A breakdown of the six multi-university teams and their primary areas of research:

  • The Center for Future Architectures Research (C-FAR), led by the University of Michigan, is focused on computer systems architectures for the 2020-2030 timeframe. They anticipate that application-driven architectures that can leverage emerging circuit fabrics will be key to extending the life of CMOS technology. Participating universities include Columbia, Duke, Georgia Tech, Harvard, MIT, Northeastern, Stanford, UC Berkeley, UCLA, UC San Diego, Illinois, Washington and Virginia.
  • The Center for Spintronic Materials, Interfaces and Novel Architectures (C-SPIN), led by the University of Minnesota, looks to electron spin-based memory and computation for its potential in overcoming challenges associated with traditional CMOS devices. Participating universities include UC Riverside, Cornell, Purdue, Carnegie Mellon, Alabama, Iowa, Johns Hopkins, MIT, Penn State, UC Santa Barbara, Michigan, Nebraska and Wisconsin.
  • The Center for Function Accelerated nanoMaterial Engineering (FAME), led by the University of California, Los Angeles, is studying nonconventional materials, including nanostructures with quantum-level properties. The research seeks to support analog, logic and memory devices for “beyond-binary computation.” Participating universities include Columbia, Cornell, UC Berkeley, MIT, UC Santa Barbara, Stanford, UC Irvine, Purdue, Rice, UC Riverside, North Carolina State, Caltech, Penn, West Virginia and Yale.
  • The Center for Low Energy Systems Technology (LEAST), led by the University of Notre Dame, will investigate new materials and devices for their potential to enable low-power electronics.Participating universities include Carnegie Mellon, Georgia Tech, Penn State, Purdue, UC Berkeley, UC San Diego, UC Santa Barbara, UT Austin and UT Dallas.
  • The Center for Systems on Nanoscale Information Fabrics (SONIC), led by the University of Illinois at Urbana-Champaign, is exploring the benefits of a transitioning from a deterministic to a statistical model. Participating universities include UC Berkeley, Stanford, UC Santa Barbara, UC San Diego, Michigan, Princeton and Carnegie Mellon.
  • The TerraSwarm Research Center (TerraSwarm), hosted by the University of California, Berkeley, seeks to develop city-scale capabilities using distributed applications on shared swarm platforms. Participating universities include Michigan, Washington, UT Dallas, Illinois at Urbana-Champaign, Penn, Caltech, Carnegie Mellon and UC San Diego.

“Each of these six centers is composed of several university teams jointly working toward a single goal: knocking down the barriers that limit the future of electronics,” comments DARPA program manager Jeffrey Rogers.

“With such an ambitious task, we have implemented a nonstandard approach. Instead of several different universities competing against each other for a single contract, we now have large teams working collaboratively, each contributing their own piece toward a large end goal.”

The project founders believe that long-term research is necessary to bolster semiconductor innovation and ensure the future of US military and industry competitiveness. They state that while short-term programs are suitable for sustaining an evolutionary pace, longer-term efforts are necessary to spur revolutionary advances, especially in light of impending technology constraints.

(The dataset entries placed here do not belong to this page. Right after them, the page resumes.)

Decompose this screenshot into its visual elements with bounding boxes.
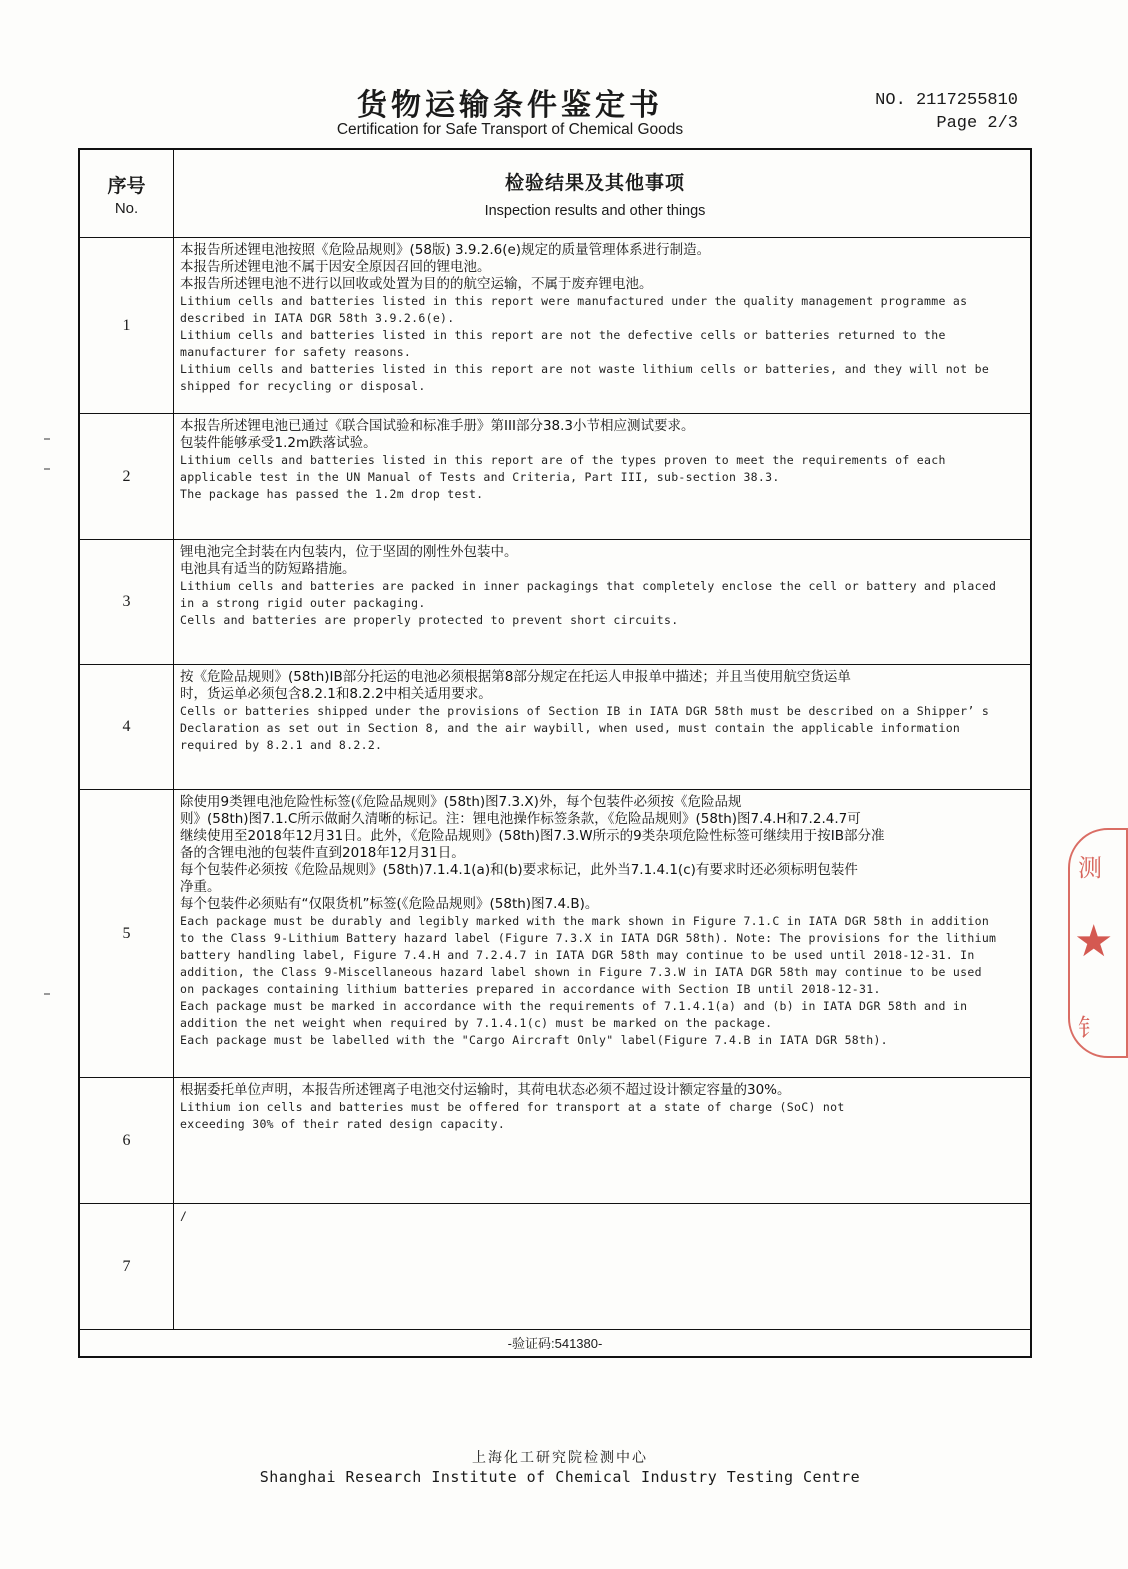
row-text-en: Lithium cells and batteries listed in this report were manufactured under the quality management programme as <box>180 294 968 308</box>
column-header-no-en: No. <box>114 199 139 217</box>
document-number-block <box>875 89 1018 135</box>
row-text-en: battery handling label, Figure 7.4.H and 7.2.4.7 in IATA DGR 58th may continue to be used until 2018-12-31. In <box>180 948 975 962</box>
row-content <box>174 1204 1030 1329</box>
row-text-cn: 本报告所述锂电池已通过《联合国试验和标准手册》第III部分38.3小节相应测试要求。 <box>180 418 695 434</box>
row-content <box>174 1078 1030 1203</box>
row-text-en: addition the net weight when required by 7.1.4.1(c) must be marked on the package. <box>180 1016 773 1030</box>
row-text-en: Each package must be marked in accordance with the requirements of 7.1.4.1(a) and (b) in IATA DGR 58th and in <box>180 999 968 1013</box>
row-text-cn: 本报告所述锂电池按照《危险品规则》(58版) 3.9.2.6(e)规定的质量管理体系进行制造。 <box>180 242 711 258</box>
row-text-en: Lithium cells and batteries are packed in inner packagings that completely enclose the cell or battery and placed <box>180 579 997 593</box>
row-text-en: Lithium ion cells and batteries must be offered for transport at a state of charge (SoC) not <box>180 1100 845 1114</box>
row-text-cn: 按《危险品规则》(58th)IB部分托运的电池必须根据第8部分规定在托运人申报单中描述；并且当使用航空货运单 <box>180 669 851 685</box>
row-text-en: described in IATA DGR 58th 3.9.2.6(e). <box>180 311 455 325</box>
row-text-cn: 每个包装件必须按《危险品规则》(58th)7.1.4.1(a)和(b)要求标记，此外当7.1.4.1(c)有要求时还必须标明包装件 <box>180 862 858 878</box>
row-text-en: Lithium cells and batteries listed in this report are not waste lithium cells or batteries, and they will not be <box>180 362 990 376</box>
row-text-cn: 备的含锂电池的包装件直到2018年12月31日。 <box>180 845 465 861</box>
row-content <box>174 238 1030 413</box>
inspection-results-table <box>78 148 1032 1358</box>
column-header-no <box>80 150 174 237</box>
row-text-cn: 除使用9类锂电池危险性标签(《危险品规则》(58th)图7.3.X)外，每个包装件必须按《危险品规 <box>180 794 742 810</box>
row-number: 6 <box>80 1078 174 1203</box>
row-text-cn: 本报告所述锂电池不属于因安全原因召回的锂电池。 <box>180 259 491 275</box>
row-content <box>174 540 1030 664</box>
column-header-content-cn: 检验结果及其他事项 <box>504 172 685 194</box>
row-text-en: on packages containing lithium batteries prepared in accordance with Section IB until 2018-12-31. <box>180 982 881 996</box>
row-text-en: in a strong rigid outer packaging. <box>180 596 426 610</box>
row-text-en: to the Class 9-Lithium Battery hazard label (Figure 7.3.X in IATA DGR 58th). Note: The provisions for the lithium <box>180 931 997 945</box>
document-number: NO. 2117255810 <box>875 91 1018 110</box>
row-number: 7 <box>80 1204 174 1329</box>
table-row <box>80 414 1030 540</box>
row-text-en: required by 8.2.1 and 8.2.2. <box>180 738 383 752</box>
row-text-cn: 包装件能够承受1.2m跌落试验。 <box>180 435 377 451</box>
column-header-no-cn: 序号 <box>107 175 146 197</box>
row-number: 3 <box>80 540 174 664</box>
row-text-en: Each package must be labelled with the "Cargo Aircraft Only" label(Figure 7.4.B in IATA DGR 58th). <box>180 1033 888 1047</box>
footer-org-cn: 上海化工研究院检测中心 <box>472 1450 648 1466</box>
seal-glyph-top: 测 <box>1078 854 1102 882</box>
document-header <box>0 0 1100 150</box>
table-header-row <box>80 150 1030 238</box>
row-content <box>174 665 1030 789</box>
column-header-content <box>174 150 1030 237</box>
row-text-cn: 电池具有适当的防短路措施。 <box>180 561 356 577</box>
scan-edge-mark <box>44 993 50 995</box>
row-text-cn: 继续使用至2018年12月31日。此外，《危险品规则》(58th)图7.3.W所示的9类杂项危险性标签可继续用于按IB部分准 <box>180 828 885 844</box>
row-text-en: shipped for recycling or disposal. <box>180 379 426 393</box>
table-row <box>80 238 1030 414</box>
row-content <box>174 414 1030 539</box>
verification-code: -验证码:541380- <box>507 1336 603 1351</box>
row-text-en: / <box>180 1209 188 1223</box>
row-text-en: Lithium cells and batteries listed in this report are of the types proven to meet the requirements of each <box>180 453 946 467</box>
row-text-cn: 净重。 <box>180 879 221 895</box>
row-text-cn: 锂电池完全封装在内包装内，位于坚固的刚性外包装中。 <box>180 544 518 560</box>
seal-star-icon: ★ <box>1074 916 1114 967</box>
column-header-content-en: Inspection results and other things <box>484 203 706 219</box>
document-title-cn: 货物运输条件鉴定书 <box>357 88 663 123</box>
row-text-en: addition, the Class 9-Miscellaneous hazard label shown in Figure 7.3.W in IATA DGR 58th may continue to be used <box>180 965 982 979</box>
row-number: 1 <box>80 238 174 413</box>
table-row <box>80 790 1030 1078</box>
page-indicator: Page 2/3 <box>936 114 1018 133</box>
row-number: 5 <box>80 790 174 1077</box>
table-row <box>80 1078 1030 1204</box>
row-text-en: Cells and batteries are properly protected to prevent short circuits. <box>180 613 679 627</box>
row-number: 2 <box>80 414 174 539</box>
table-row <box>80 1204 1030 1330</box>
footer-org-en: Shanghai Research Institute of Chemical Industry Testing Centre <box>259 1468 861 1486</box>
table-row <box>80 540 1030 665</box>
row-text-en: Each package must be durably and legibly marked with the mark shown in Figure 7.1.C in IATA DGR 58th in addition <box>180 914 990 928</box>
row-text-cn: 则》(58th)图7.1.C所示做耐久清晰的标记。注：锂电池操作标签条款，《危险品规则》(58th)图7.4.H和7.2.4.7可 <box>180 811 861 827</box>
official-seal <box>1068 828 1128 1058</box>
row-text-en: applicable test in the UN Manual of Tests and Criteria, Part III, sub-section 38.3. <box>180 470 780 484</box>
row-text-en: Lithium cells and batteries listed in this report are not the defective cells or batteries returned to the <box>180 328 946 342</box>
row-text-cn: 每个包装件必须贴有“仅限货机”标签(《危险品规则》(58th)图7.4.B)。 <box>180 896 599 912</box>
row-content <box>174 790 1030 1077</box>
document-title-en: Certification for Safe Transport of Chemical Goods <box>336 121 684 138</box>
row-text-en: Cells or batteries shipped under the provisions of Section IB in IATA DGR 58th must be described on a Shipper’ s <box>180 704 990 718</box>
table-row <box>80 665 1030 790</box>
scan-edge-mark <box>44 468 50 470</box>
row-text-cn: 本报告所述锂电池不进行以回收或处置为目的的航空运输，不属于废弃锂电池。 <box>180 276 653 292</box>
row-text-en: manufacturer for safety reasons. <box>180 345 412 359</box>
row-text-en: The package has passed the 1.2m drop test. <box>180 487 484 501</box>
seal-glyph-bottom: 钅 <box>1078 1014 1102 1042</box>
row-text-cn: 根据委托单位声明，本报告所述锂离子电池交付运输时，其荷电状态必须不超过设计额定容量的30%。 <box>180 1082 791 1098</box>
row-text-en: Declaration as set out in Section 8, and the air waybill, when used, must contain the applicable information <box>180 721 961 735</box>
scan-edge-mark <box>44 438 50 440</box>
row-number: 4 <box>80 665 174 789</box>
row-text-cn: 时，货运单必须包含8.2.1和8.2.2中相关适用要求。 <box>180 686 492 702</box>
row-text-en: exceeding 30% of their rated design capacity. <box>180 1117 506 1131</box>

“STARnet will perform longer-term, more broad-based research, with the goal of expanding the knowledge base of the semiconductor industry, [and] researchers at STARnet centers willgenerate ideas for technology solutions,” notes the program literature.

Industry partners gain access to bleeding-edge research subsidized through Department of Defense funding. And while SRC estimates that STARnet research technology likely won’t be commercially viable for at least another 10-15 years, members will be able to sub-license the resulting IP.

STARnet continues the work of the Focus Center Research Program (FCRP), a similar program that has been in place since 1997 but is set to conclude on Jan. 31, 2013.